The USD weakness was spearheaded by GBP and EUR strength. The potential for a Brexit deal helped drive Sterling to a five-month high while the euro, the favourite short among speculators, reached a seven-week high.
The potential for a mini-trade deal between the U.S. and China, which could be signed in November at the APEC summit in Chile, helped support those agriculture commodities that may receive a boost from increased Chinese demand.
In addition to the prospect for increased demand from China, key crop prices in the U.S. are now also being supported by the impact of the delayed planting season leading to a delayed harvest. The yet to be harvested crops of soybeans and corn may increasingly be left vulnerable to extreme cold and rain. Something that ultimately could lead to a price supportive reduction in output.
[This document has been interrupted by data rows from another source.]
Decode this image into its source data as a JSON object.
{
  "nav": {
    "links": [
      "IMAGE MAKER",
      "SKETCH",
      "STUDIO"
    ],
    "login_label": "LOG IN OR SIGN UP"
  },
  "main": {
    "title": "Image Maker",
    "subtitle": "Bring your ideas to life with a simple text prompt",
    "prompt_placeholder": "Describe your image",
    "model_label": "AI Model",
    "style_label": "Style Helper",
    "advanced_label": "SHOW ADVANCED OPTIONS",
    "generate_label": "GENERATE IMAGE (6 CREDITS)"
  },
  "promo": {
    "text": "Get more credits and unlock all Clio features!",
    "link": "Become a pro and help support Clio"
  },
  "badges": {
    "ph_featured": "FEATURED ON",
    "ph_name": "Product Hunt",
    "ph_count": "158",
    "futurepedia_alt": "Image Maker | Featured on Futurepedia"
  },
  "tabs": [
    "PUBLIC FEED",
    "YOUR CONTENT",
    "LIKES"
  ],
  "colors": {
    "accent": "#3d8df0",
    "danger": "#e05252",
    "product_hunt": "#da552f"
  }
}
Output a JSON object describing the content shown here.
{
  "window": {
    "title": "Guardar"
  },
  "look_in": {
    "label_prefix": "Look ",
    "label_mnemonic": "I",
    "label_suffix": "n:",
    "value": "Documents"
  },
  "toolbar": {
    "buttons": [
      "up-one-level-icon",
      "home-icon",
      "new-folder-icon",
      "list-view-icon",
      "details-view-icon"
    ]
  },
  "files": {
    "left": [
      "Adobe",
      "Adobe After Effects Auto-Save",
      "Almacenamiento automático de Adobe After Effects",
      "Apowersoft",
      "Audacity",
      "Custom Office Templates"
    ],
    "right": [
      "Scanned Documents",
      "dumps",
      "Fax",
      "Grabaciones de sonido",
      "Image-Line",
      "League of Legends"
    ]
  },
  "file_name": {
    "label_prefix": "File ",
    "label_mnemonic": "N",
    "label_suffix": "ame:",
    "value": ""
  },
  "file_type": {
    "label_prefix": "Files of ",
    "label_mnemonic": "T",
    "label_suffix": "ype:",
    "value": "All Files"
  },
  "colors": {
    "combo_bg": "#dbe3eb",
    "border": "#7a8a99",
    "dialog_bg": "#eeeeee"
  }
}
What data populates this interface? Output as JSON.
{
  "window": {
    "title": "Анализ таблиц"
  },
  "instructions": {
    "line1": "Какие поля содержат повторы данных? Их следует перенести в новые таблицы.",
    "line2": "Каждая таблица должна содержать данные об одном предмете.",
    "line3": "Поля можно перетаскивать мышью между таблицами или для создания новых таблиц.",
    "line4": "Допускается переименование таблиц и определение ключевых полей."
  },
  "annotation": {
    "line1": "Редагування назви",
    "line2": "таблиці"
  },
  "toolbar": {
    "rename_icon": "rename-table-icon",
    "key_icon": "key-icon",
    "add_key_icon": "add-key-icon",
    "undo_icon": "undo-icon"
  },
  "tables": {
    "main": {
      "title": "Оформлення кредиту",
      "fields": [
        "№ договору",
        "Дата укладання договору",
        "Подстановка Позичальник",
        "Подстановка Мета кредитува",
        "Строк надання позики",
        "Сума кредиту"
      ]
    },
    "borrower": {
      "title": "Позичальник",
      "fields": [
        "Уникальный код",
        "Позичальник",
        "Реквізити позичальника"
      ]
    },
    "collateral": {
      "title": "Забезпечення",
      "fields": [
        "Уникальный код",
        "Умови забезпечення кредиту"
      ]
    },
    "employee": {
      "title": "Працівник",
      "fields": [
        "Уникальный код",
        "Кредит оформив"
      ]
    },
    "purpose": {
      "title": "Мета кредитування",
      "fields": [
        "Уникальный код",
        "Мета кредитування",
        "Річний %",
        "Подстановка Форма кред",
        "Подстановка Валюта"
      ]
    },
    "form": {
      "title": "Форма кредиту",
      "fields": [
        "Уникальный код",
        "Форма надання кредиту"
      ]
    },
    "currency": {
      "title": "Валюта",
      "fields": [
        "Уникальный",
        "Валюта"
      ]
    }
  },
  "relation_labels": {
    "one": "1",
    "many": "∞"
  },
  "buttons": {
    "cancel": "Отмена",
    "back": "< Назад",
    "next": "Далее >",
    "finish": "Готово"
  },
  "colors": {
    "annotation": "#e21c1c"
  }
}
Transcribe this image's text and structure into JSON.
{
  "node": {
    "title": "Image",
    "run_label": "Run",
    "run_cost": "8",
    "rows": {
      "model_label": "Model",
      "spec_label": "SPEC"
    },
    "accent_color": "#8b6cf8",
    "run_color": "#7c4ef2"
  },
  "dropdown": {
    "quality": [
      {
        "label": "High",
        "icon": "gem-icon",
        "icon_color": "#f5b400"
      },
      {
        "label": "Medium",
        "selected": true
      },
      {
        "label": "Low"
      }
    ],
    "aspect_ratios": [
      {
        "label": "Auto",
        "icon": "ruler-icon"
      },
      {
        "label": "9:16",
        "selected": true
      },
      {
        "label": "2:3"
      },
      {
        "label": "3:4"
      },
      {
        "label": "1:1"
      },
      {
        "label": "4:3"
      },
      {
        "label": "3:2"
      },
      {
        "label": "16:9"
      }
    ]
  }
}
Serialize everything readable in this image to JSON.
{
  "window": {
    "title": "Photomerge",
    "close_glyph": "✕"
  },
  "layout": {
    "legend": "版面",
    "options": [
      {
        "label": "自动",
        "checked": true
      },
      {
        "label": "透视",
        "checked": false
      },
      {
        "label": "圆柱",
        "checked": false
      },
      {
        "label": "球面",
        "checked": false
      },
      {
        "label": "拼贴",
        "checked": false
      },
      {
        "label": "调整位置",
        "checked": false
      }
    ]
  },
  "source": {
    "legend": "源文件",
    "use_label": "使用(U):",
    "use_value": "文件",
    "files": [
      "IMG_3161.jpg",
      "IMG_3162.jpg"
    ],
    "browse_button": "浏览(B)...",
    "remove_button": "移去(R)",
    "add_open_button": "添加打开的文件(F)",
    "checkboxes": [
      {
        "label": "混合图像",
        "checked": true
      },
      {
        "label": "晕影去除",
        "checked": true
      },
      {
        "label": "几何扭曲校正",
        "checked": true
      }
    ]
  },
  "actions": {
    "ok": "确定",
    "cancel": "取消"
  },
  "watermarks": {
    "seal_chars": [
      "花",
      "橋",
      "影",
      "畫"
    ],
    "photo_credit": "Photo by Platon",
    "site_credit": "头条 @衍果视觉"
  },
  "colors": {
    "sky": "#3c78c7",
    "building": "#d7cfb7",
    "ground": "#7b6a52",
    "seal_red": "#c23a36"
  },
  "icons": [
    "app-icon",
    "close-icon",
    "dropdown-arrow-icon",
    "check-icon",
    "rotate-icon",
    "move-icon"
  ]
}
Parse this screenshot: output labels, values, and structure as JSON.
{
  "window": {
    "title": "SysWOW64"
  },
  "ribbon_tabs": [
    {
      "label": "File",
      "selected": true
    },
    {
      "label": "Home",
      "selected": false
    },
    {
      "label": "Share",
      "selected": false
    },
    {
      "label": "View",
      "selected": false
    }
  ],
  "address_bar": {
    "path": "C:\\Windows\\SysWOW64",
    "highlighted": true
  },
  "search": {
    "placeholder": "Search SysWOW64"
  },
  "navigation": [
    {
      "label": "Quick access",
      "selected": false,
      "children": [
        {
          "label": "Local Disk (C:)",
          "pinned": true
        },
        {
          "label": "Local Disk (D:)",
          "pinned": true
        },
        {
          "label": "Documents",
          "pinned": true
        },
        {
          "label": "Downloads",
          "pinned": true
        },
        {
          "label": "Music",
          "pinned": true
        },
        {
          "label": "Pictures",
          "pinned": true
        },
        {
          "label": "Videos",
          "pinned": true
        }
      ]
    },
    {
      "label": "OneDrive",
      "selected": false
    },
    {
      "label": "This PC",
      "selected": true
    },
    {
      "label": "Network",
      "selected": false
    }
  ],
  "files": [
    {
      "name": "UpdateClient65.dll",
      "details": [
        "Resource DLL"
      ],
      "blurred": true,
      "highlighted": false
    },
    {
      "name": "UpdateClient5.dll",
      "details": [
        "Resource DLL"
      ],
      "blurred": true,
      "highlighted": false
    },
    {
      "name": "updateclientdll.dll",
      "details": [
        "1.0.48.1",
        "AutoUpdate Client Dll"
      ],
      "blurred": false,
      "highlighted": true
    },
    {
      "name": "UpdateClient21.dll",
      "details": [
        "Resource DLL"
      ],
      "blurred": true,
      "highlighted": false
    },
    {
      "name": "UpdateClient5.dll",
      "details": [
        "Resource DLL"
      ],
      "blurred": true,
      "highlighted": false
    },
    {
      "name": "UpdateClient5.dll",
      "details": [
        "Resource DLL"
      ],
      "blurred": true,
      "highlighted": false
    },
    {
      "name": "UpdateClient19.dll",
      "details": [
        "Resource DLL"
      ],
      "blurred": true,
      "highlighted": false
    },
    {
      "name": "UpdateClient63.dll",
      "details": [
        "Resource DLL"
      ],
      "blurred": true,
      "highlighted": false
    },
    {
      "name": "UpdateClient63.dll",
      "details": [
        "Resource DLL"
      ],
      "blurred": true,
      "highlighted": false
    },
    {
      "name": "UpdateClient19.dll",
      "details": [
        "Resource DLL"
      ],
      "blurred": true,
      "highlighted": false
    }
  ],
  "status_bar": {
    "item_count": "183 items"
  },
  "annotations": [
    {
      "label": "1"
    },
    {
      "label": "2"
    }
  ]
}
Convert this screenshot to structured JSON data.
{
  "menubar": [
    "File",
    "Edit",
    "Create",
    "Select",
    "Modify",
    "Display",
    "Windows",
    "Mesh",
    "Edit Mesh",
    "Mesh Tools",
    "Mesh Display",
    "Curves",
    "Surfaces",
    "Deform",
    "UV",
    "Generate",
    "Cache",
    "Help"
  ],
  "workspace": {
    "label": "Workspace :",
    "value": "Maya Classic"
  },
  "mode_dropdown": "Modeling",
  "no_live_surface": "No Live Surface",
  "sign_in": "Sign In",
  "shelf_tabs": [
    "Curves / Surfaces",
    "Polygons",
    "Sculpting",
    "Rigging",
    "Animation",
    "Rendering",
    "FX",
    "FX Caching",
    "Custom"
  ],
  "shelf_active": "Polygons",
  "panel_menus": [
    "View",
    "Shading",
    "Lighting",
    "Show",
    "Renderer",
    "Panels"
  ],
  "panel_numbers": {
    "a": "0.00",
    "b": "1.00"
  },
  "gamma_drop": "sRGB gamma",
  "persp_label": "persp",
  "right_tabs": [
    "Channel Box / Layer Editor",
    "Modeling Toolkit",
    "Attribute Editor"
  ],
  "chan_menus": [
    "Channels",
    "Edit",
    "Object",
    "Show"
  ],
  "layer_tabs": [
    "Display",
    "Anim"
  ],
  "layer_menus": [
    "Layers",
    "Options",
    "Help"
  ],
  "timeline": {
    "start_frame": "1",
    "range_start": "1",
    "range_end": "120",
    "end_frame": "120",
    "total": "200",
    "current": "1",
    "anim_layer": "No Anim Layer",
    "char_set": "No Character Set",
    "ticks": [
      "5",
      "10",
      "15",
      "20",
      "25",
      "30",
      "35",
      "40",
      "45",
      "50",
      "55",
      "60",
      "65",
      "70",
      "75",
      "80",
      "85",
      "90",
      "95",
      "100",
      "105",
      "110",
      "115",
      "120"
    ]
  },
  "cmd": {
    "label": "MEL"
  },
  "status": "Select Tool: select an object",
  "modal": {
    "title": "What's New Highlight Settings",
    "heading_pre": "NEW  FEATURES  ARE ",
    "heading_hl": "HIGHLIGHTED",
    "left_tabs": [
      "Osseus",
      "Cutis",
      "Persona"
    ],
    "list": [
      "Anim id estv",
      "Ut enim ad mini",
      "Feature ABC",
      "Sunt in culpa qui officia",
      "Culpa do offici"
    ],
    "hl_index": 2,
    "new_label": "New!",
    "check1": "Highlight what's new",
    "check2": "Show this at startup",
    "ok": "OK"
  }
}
Gold’s rangebound trading behaviour around $1500/oz extended into an 11th week with the market in need of a spark to kick it back to life. Trading up by 17% year-to-date and with the GDX ETF tracking major miners up by 30% it is only natural to see some caution emerging ahead of year-end. Gone for now is the roaring bond engine, which back in June and August helped the yellow metal break above $1380/oz and outside of its multi-year range. But despite seeing bond yields stabilize following their rapid descent, U.S. stocks near a record high and the outline of a trade deal emerging, gold has managed to avoid a major correction as the underlying demand remains.
During a four-week period up until October 15 leveraged funds reduced bullish gold bets by one-quarter or 72 million ounces to 220 million. However, in doing so and given the limited price impact of these reductions the market has grown more optimistic about a renewed push to the upside. We maintain our $1550/oz year-end forecast with the potential for a weaker dollar, growth and political concerns providing the required support.
From a charting perspective gold remains in good health having so far avoided even a minor correction. Instead of challenging support at $1450/oz, the 38.2% retracement of the June to September rally, it is now attempting a break above the downtrend from the September high.
Crude oil remains stuck with WTI trading around $55/b and Brent around $60/b. While the short-term outlook has improved, the 2020 outlook remains challenging with the International Energy Agency looking for non-Opec supply to exceed demand, thereby putting pressure on the Opec+ group to cut even deeper.
In the short-term however, the market has found support from a surprise drop in U.S. crude stocks and expectations for a robust refinery activity to meet increased shipping demand for low sulphur fuel before IMO20 regulations begins next year. Current demand for crude oil and subsequent softening into 2020 can be seen in Brent crude oil with the June-2020 futures contract trading at a discount of $2.4/b to December-2019, the current front month.
How to address this price suppressing gap between supply and demand in 2020 is likely to be a major market focus ahead of the Opec+ group meeting in Vienna on December 6. At a time of slowing global growth and with that demand for oil, the group will find itself in a position of having to cut deeper or let the price drop further in order to force an accelerated slowdown in U.S. production growth.
We maintain the view from our Q4 outlook that Brent crude oil is likely to remain rangebound around $60/b ahead of yearend.